Même s’il est dans le paysage humoristique depuis près de 20 ans, Billy Tellier n’a présenté qu’un one-man-show dans sa carrière. Entre ses projets et l’animation de Debout les comiques à CKOI, il reprend aujourd’hui la route pour offrir Hypocrite(s).

Véronique Lauzon Véronique Lauzon
La Presse

Puisqu’il promet de parler de tout avec franchise dans ce deuxième one-man-show, Billy Tellier répond avec aplomb à la question : « Est-ce qu’il y a trop d’humoristes en tournée au Québec ? » « C’est sûr qu’il y en a trop ! Il y a combien de one-man-shows en ce moment, 53 ? Je dirais qu’il y en a 52 de trop », dit celui qui anime à la radio depuis 2012.

Le côté sombre

Dans le premier spectacle La loi du plus fort, présenté en 2013, Billy Tellier n’osait pas trop se livrer et raconter des anecdotes personnelles.

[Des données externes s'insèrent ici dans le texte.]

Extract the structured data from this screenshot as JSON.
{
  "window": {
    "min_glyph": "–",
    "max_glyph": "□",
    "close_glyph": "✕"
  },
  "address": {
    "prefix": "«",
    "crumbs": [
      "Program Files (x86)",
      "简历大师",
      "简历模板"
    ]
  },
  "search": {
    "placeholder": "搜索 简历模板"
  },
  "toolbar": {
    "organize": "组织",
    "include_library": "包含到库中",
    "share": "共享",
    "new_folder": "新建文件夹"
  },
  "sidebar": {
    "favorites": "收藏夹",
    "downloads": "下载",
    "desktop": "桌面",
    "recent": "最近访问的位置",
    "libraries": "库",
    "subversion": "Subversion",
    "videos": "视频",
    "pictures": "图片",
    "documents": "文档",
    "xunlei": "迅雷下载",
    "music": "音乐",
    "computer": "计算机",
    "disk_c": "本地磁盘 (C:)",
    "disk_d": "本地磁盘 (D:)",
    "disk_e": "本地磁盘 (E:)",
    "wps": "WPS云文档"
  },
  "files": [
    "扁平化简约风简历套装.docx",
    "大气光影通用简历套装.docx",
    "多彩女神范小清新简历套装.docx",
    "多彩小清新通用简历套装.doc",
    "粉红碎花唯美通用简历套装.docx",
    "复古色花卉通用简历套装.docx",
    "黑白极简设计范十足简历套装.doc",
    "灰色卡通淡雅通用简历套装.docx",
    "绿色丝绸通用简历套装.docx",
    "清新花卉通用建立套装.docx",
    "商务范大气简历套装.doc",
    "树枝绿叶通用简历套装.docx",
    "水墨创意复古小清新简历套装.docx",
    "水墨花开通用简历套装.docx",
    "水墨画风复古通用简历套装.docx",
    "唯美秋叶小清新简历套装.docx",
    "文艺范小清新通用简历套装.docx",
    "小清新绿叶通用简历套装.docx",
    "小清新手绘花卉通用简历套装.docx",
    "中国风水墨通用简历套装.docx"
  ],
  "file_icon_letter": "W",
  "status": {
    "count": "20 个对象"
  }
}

Mais grâce notamment à la radio, il a vu le potentiel comique de se dévoiler au public.

Hypocrite(s) s’intéresse aux côtés sombres des êtres humains. « On vit dans une société où on essaie d’avoir l’air parfait, explique-t-il. On retouche toutes nos photos. On est tous beaux, on est tous un idéal, mais dans le fond, nous sommes tous imparfaits, un peu croches. »

Quand tu écoutes les lignes ouvertes, tu t’aperçois vite que les gens ont une petite rage à l’intérieur. Peu importe le sujet, tu t’aperçois qu’il faut que ça sorte. Ils sont à boutte de quelque chose et, dès que tu ouvres un peu la porte, ils te le disent.

Billy Tellier

Il ajoute que le milieu de l’humour n’est plus le même que lorsqu’il tournait son premier one-man-show. Avant, le bouche-à-oreille permettait à un humoriste qui avait un bon spectacle de remplir ses salles. Aujourd’hui, la donne a changé. « C’est la mise en marché et la mise en vente qui sont différentes. Il faut tout le temps que tu sois dans la game maintenant et que tu sois sur les réseaux sociaux », explique l’humoriste.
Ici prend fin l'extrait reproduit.